Add a file to channels/ to connect the same agent to a new surface — Slack, Discord, Teams, Telegram, Twilio, GitHub, Linear. The agent logic doesn't change. The channel file handles the connector.

This is worth naming: most agent projects end up with channel-specific code scattered through the business logic because "handle this from Slack" and "handle this from Discord" felt similar but weren't quite the same. Eve separates that concern explicitly.

Getting started

npx eve@latest init my-agent
cd my-agent
npm run dev

npm run dev opens a TUI that shows agent actions in real time as you interact with it. You can see tool calls, model responses, and approval prompts as they happen. It's a better feedback loop than reading logs.

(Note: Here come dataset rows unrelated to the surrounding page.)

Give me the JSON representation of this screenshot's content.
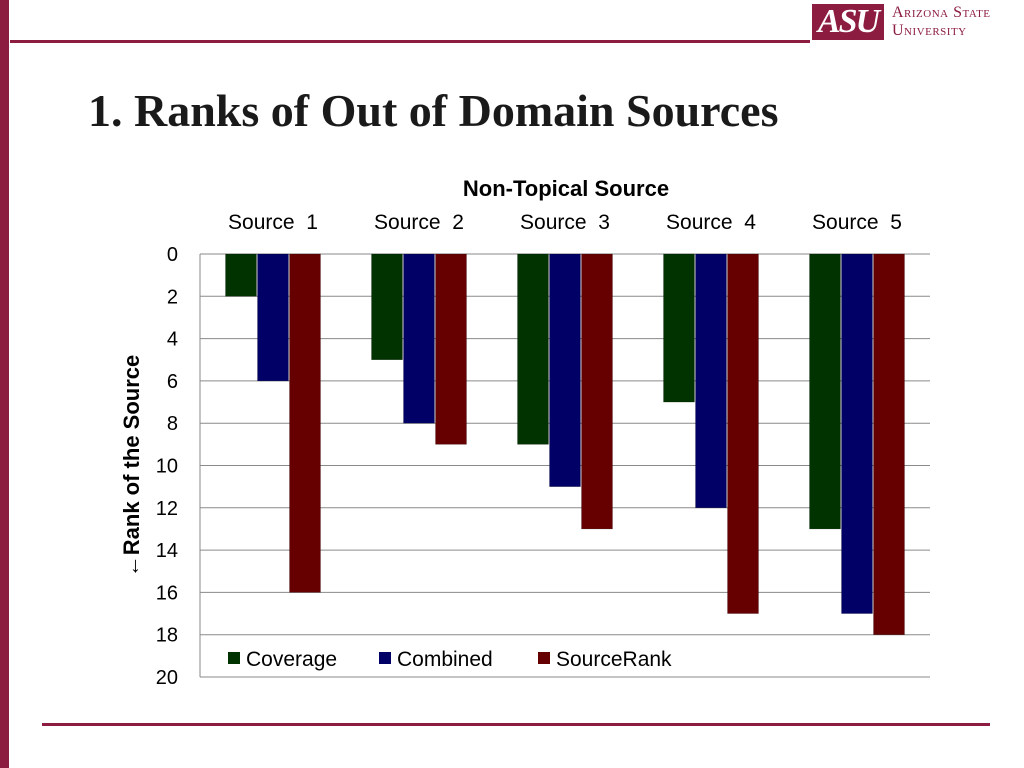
{
  "slide": {
    "title": "1. Ranks of Out of Domain Sources",
    "logo_mark": "ASU",
    "logo_line1": "Arizona State",
    "logo_line2": "University"
  },
  "colors": {
    "brand": "#8c1d40",
    "Coverage": "#003300",
    "Combined": "#000066",
    "SourceRank": "#660000"
  },
  "chart_data": {
    "type": "bar",
    "title": "Non-Topical Source",
    "ylabel": "←Rank of the Source",
    "xlabel": "",
    "categories": [
      "Source  1",
      "Source  2",
      "Source  3",
      "Source  4",
      "Source  5"
    ],
    "series": [
      {
        "name": "Coverage",
        "values": [
          2,
          5,
          9,
          7,
          13
        ]
      },
      {
        "name": "Combined",
        "values": [
          6,
          8,
          11,
          12,
          17
        ]
      },
      {
        "name": "SourceRank",
        "values": [
          16,
          9,
          13,
          17,
          18
        ]
      }
    ],
    "yticks": [
      "0",
      "2",
      "4",
      "6",
      "8",
      "10",
      "12",
      "14",
      "16",
      "18",
      "20"
    ],
    "ylim": [
      0,
      20
    ],
    "y_axis_inverted": true,
    "category_axis_position": "top",
    "grid": true,
    "legend_position": "bottom-inside"
  }
}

Deploy is the same as any Vercel project:

vercel deploy

Agents deploy as standard Vercel projects. You get preview deployments per PR, instant rollback, and OpenTelemetry traces in the platform.

The demo repo

I put together a minimal research assistant agent at github.com/mager/eve-demo to get hands-on with the framework. It's a single tool — fetch_url.ts — that fetches a URL, strips the HTML, and returns the first 4000 characters of text:

import { defineTool } from "eve/tools";
import { z } from "zod";

export default defineTool({
  description: "Fetch the text content of a URL for research.",
  inputSchema: z.object({
    url: z.string().url().describe("The URL to fetch"),
  }),
  async execute({ url }) {
    const res = await fetch(url, { headers: { "User-Agent": "eve-demo/1.0" } });
    if (!res.ok) return { error: `HTTP ${res.status}` };
    const html = await res.text();
    const text = html.replace(/<[^>]+>/g, " ").replace(/\s+/g, " ").trim();
    return { content: text.slice(0, 4000) };
  },
});

That's the whole tool. The agent's instructions.md tells it to be a concise research assistant. Two files, a model config, and it works.

Setup:

git clone https://github.com/mager/eve-demo
cd eve-demo
npm install
cp .env.example .env
# add ANTHROPIC_API_KEY
npm run dev

What Vercel actually built on top of this

The framework is new, but the production data is real. Vercel runs 100+ agents on Eve internally:

d0 — data analyst in Slack, answering 30,000+ questions per month
Lead Agent — autonomous SDR running at 32x ROI ($5k/year cost against $160k return)
Athena — a RevOps tool built by non-engineers in six weeks
Vertex — support agent that resolves 92% of tickets independently

The Athena point is the one I'd flag for anyone skeptical about the skills pattern. Non-engineers built a production RevOps tool in six weeks by encoding their business logic in markdown files. The TypeScript stayed with engineers; the domain knowledge went to the people who hold it. That's a real division of labor, not a marketing claim.

Agent-triggered deployments on Vercel went from 3% to 29% of all deployments in a year. Eve is the bet that the rest of the industry follows the same curve.

Eve is a public preview as of yesterday. The docs are at eve.dev/docs and the source is at github.com/vercel/eve. Worth watching — the filesystem-first approach is the right call, and the production track record gives it more weight than most framework launches get on day one.